CMU School of Drama


Thursday, September 24, 2009

Passion to perform drives arts students

Pittsburgh Tribune-Review: "Those who remember the 1980 movie 'Fame' might imagine professional performing-arts schools as a place where kids flood into the streets to pirouette atop car hoods or burst into song vowing:
'I'm gonna make it to heaven/Light up the sky like a flame, fame/I'm gonna live forever/Baby remember my name ...'
What actually goes on inside a performing-arts high school program and the students' ambitions are somewhat different."

3 comments:

Ethan Weil said...

I have mixed feelings about high schools with such specific goals (like the folks they interviewed, not in the film.) Having gone to a roughly ordinary high school, in a fairly privileged suburban neighborhood, I felt absolutely amazed by how unaware and undereducated the population was. On one hand I feel that programs that detract from learning basics of reading, writing, and math (which many of my classmates were not functional with) amplify this problem.
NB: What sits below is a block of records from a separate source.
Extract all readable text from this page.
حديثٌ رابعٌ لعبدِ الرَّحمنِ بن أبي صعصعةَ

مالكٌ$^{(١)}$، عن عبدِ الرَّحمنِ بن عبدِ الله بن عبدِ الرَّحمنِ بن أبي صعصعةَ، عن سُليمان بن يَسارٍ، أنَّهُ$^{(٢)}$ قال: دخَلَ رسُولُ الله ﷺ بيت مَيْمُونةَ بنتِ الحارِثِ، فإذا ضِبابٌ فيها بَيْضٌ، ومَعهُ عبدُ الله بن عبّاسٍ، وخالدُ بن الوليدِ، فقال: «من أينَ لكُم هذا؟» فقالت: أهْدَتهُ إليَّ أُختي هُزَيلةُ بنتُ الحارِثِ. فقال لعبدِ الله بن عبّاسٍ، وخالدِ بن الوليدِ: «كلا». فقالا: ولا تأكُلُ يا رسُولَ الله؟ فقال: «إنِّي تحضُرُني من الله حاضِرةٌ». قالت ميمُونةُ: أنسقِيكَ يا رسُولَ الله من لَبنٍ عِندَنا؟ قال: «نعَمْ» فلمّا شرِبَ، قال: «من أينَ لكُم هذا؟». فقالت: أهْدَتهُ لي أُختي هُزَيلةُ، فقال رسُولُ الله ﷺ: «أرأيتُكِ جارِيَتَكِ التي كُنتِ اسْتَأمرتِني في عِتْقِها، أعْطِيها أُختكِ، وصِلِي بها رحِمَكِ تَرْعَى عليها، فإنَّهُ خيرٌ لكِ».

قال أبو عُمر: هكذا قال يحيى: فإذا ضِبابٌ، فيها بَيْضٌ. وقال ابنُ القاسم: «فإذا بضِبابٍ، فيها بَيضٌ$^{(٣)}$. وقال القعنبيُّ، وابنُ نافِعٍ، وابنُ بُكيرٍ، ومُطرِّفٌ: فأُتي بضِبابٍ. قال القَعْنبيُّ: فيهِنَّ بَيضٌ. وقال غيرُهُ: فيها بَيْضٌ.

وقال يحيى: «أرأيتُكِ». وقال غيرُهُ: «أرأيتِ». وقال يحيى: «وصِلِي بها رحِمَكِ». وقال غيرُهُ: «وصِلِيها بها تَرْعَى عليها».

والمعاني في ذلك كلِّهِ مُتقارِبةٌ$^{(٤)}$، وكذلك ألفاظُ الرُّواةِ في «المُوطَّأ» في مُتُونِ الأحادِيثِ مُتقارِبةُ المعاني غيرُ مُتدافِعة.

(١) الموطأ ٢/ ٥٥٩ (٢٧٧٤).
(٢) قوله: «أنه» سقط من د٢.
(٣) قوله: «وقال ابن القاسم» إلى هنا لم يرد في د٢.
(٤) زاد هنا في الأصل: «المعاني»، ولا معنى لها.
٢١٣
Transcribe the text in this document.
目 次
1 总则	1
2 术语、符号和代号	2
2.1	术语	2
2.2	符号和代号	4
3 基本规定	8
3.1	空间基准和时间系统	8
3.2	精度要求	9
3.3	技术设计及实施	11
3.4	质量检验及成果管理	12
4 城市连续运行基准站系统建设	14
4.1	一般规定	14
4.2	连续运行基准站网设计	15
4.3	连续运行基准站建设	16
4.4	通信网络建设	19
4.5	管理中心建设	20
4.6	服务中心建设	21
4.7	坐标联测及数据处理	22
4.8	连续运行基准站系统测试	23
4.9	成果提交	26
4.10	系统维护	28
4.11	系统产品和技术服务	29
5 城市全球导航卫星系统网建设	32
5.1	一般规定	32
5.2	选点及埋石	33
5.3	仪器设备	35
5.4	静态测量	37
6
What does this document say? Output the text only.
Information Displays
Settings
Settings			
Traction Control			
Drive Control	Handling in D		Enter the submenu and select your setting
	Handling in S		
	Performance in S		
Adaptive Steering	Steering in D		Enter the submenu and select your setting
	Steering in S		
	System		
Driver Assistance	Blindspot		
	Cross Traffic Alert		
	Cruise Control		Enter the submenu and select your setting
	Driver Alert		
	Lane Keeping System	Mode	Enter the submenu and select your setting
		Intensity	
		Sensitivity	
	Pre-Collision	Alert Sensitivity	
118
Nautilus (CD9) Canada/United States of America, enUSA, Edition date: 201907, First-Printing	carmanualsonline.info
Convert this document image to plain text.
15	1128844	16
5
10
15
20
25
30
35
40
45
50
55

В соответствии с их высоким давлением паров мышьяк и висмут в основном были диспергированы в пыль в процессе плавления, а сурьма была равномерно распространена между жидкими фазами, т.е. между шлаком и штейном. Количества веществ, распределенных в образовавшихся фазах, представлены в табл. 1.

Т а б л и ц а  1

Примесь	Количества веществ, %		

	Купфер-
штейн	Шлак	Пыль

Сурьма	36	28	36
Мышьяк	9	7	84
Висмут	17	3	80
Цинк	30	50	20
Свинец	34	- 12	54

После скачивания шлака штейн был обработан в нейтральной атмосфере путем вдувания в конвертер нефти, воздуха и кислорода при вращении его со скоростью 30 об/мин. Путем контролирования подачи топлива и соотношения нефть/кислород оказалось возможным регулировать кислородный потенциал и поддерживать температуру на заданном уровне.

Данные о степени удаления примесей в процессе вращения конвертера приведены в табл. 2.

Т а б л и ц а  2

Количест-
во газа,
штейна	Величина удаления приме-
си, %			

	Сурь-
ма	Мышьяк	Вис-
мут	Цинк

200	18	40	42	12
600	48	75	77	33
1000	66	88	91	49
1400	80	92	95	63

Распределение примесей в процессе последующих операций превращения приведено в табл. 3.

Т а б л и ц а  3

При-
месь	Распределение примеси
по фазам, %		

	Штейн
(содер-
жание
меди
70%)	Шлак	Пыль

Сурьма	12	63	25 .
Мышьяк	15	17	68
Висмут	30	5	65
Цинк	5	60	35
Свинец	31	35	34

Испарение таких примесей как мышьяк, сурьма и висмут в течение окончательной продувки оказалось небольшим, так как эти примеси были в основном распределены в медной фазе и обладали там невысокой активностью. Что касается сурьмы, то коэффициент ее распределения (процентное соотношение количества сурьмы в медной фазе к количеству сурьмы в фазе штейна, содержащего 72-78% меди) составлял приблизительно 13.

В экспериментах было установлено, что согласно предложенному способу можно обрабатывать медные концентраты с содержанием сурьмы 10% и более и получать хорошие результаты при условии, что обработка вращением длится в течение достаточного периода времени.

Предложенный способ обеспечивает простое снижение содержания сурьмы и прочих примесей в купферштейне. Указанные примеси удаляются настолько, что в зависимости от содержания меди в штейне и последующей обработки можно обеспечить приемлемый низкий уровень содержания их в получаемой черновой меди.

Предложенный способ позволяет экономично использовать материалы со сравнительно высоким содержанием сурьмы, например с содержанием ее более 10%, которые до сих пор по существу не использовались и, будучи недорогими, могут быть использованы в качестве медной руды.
On the other hand though, part of the source of the problem was that we were all so disengaged with the school and the material that people didn't learn even what was actually being taught, so maybe a more targeted school could encourage folks to be more involved.

Sharisse Petrossian said...

So, I think I understood this article. I would actually like to start by saying I was SLIGHTLY disappointed that theatre school was not the dancing fantasy land that is Fame. But I got over it.
Yeah, it's a complicated issue. Well, first off, I would like to respond, "duh," to the kids who had more fun in the performing arts atmosphere than the normal high school. Quite obviously...if you're a drama kid, you're going to have more fun doing drama. It's what got me through high school. However, I agree with Ethan in that part of the reason I chose Carnegie Mellon was because they stressed a worldly knowledge being crucial to one's success, as opposed to a school that only preached line weights, or dancing and singing for musical theatre kids, etc. However...for our professions, we need to focus mainly on our skills, hence the one elective per semester. It was a hard decision to give up liberal arts education, but the sacrifice is definitely well worth it. Second, high school sometimes saved me from drama. I really love taking a break from it once in a while, and going to a football game or taking a non-drama class. Of course, this is total preference, but I think any good designer/actor/director/whatever needs to branch out and learn about the world around him or her. I'm pretty sure that's just common knowledge, and seriously, you find a lot of it at CMU. I actually feel quite inadequate sometimes because I've met a lot of theatre kids who know a great deal about the world, regardless of their "eating, breathing, living" theatre personas. It's a good atmosphere in general, even if it's not Fame.

ewilkins09 said...

This article is very informative but seriously what were these people thinking? Remaking Fame is the worst idea ever. It went from an R rated movie to now it is PG. I am scared to go see it because it seems like it would be High School Musical all over again and I refused to see that garbage. Anyways so the remaking of Fame just pisses me off a little bit to say the least. This article is very interesting though in the fact that it shows what it is really like at a preforming arts high school.